The 23-year-old forward, who was a seventh-round pick of Nashville’s in 2020, has played four seasons at Northeastern University and recently decided to transfer to Ohio State University for his graduate studies and a fifth season of college eligibility. 

Due to COVID, players were granted an additional season of NCAA eligibility, and many college hockey players, like Fontaine, have taken advantage of this graduate transfer eligibility with Fontaine being one of them.

The question that remains up for discussion that the Predators’ front office presumably doesn’t definitively know the answer to is whether or not a player who’s completed four seasons but remains in college for a fifth season as a graduate student or graduate-student transfer has their Aug. 15 deadline extended by one year.

One would think the answer would be yes as Article 8.6(c)(v) of the CBA states: 

As a general matter, the above provisions were not intended to cut off, and shall not have the effect of cutting off, a club’s exclusive negotiating rights during the period that a Player remains in college.

If a player is in school it shouldn’t matter, right? Under this scenario, Fontaine “remains in college.” But there are multiple examples of NHL teams losing graduate students’ rights past Aug. 15 prior to their graduate season. The rule is graduation, not years in any college.

Some of these recent examples include Case McCarthy and Patrick Moynihan with the New Jersey Devils and Eric Ciccolini and Riley Hughes with the New York Rangers.

However, there are two specific conflicting examples currently out there that I’ve come across.

The first is Jack Malone of the Vancouver Canucks. Malone played the 2019-2020 season at Cornell University and then played the 2020-2021 season in the USHL before returning to school and graduating from Cornell after playing two more seasons. Malone then played as a graduate transfer for Boston College after that.

CapFriendly currently lists Malone on the Canucks’ reserve list. However, some other sources state that is in error. Malone differs from the above mentioned four players because he left for the USHL for a season, thus only accumulating four collegiate seasons after the 2023-2024 season with Boston College.

The other four players accumulated four seasons prior to transferring. All five players mentioned thus far “remain[ed] in college” at their respective Aug. 15 deadlines.

Second, as On the Future pointed out, Bryce Brodzinski of the Philadelphia Flyers is another example. Brodzinski remains on the Flyers reserve list despite playing five total seasons at the University of Minnesota, similar to McCarthy with Boston University. 

I would conclude that the only exception would be to situations similar to Malone and that Brodzinski is listed in error. Better yet, both players are listed in error as they graduated from college, which is the determining factor under the CBA.
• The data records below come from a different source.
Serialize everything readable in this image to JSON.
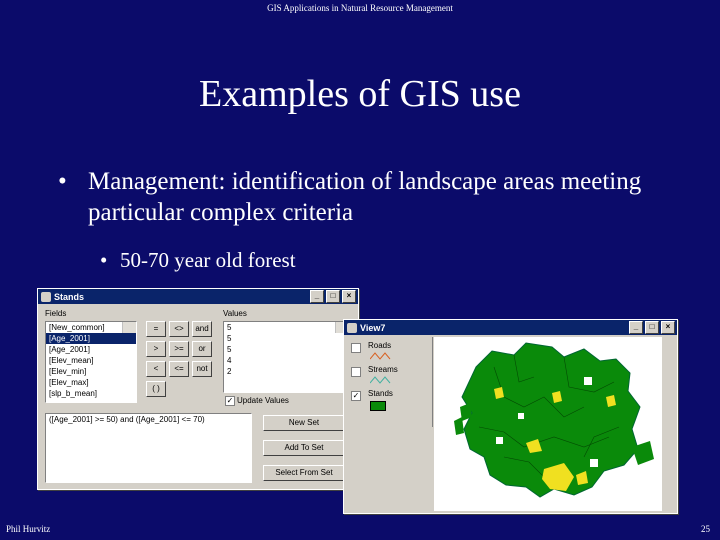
{
  "header": "GIS Applications in Natural Resource Management",
  "title": "Examples of GIS use",
  "bullet1": "Management: identification of landscape areas meeting particular complex criteria",
  "bullet2": "50-70 year old forest",
  "bullet_char": "•",
  "footer_left": "Phil Hurvitz",
  "footer_right": "25",
  "query_window": {
    "title": "Stands",
    "fields_label": "Fields",
    "fields": [
      "[New_common]",
      "[Age_2001]",
      "[Age_2001]",
      "[Elev_mean]",
      "[Elev_min]",
      "[Elev_max]",
      "[slp_b_mean]"
    ],
    "operators": [
      [
        "=",
        "<>",
        "and"
      ],
      [
        ">",
        ">=",
        "or"
      ],
      [
        "<",
        "<=",
        "not"
      ],
      [
        "( )"
      ]
    ],
    "values_label": "Values",
    "values": [
      "5",
      "5",
      "5",
      "4",
      "2"
    ],
    "update_values_label": "Update Values",
    "expression": "([Age_2001] >= 50) and ([Age_2001] <= 70)",
    "buttons": [
      "New Set",
      "Add To Set",
      "Select From Set"
    ]
  },
  "view_window": {
    "title": "View7",
    "layers": [
      {
        "name": "Roads",
        "checked": false,
        "color": "#d86020"
      },
      {
        "name": "Streams",
        "checked": false,
        "color": "#40b0a0"
      },
      {
        "name": "Stands",
        "checked": true,
        "color": "#0a8a0a"
      }
    ]
  },
  "colors": {
    "background": "#0b0b6a",
    "forest": "#0a8a0a",
    "selection": "#f0e020"
  }
}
The true nature of a team’s reserve list is left to the NHL Central Registry with credible sources such as CapFriendly and PuckPedia doing a strong job digging into the nuances of what the likely scenario is. But these are not official sources, so there’s still room for error. 

The CBA specifically distinguishes between expected graduating year and matriculated graduating year. But COVID changes things.

Under the current framework of the CBA, along with these other examples, it could reasonably be concluded that Fontaine’s Aug. 15 signing deadline would not be extended despite his transfer to Ohio State and him remaining in college. As a result, Fontaine should, in theory, become a free agent if the Predators don’t sign him by Aug. 15, making him free to sign with any team he wants.

Age, among other factors, would demonstrate whether or not this is appropriate or not in addition to the projected Canadian Hockey League-NCAA agreement that appears to be forthcoming. But it is an interesting factor to consider nonetheless. 

While the particular extensions for certain players comes down to case-by-case decisions for the NHL, it’s my belief that this would not be a wise trend to continue. This grants the player, who has played 0 professional games, extensive amounts of leverage against the NHL team that utilized a draft pick on him. The future of NIL, among other items, presents additional challenges when an NHL team is at the microphone making their next pick.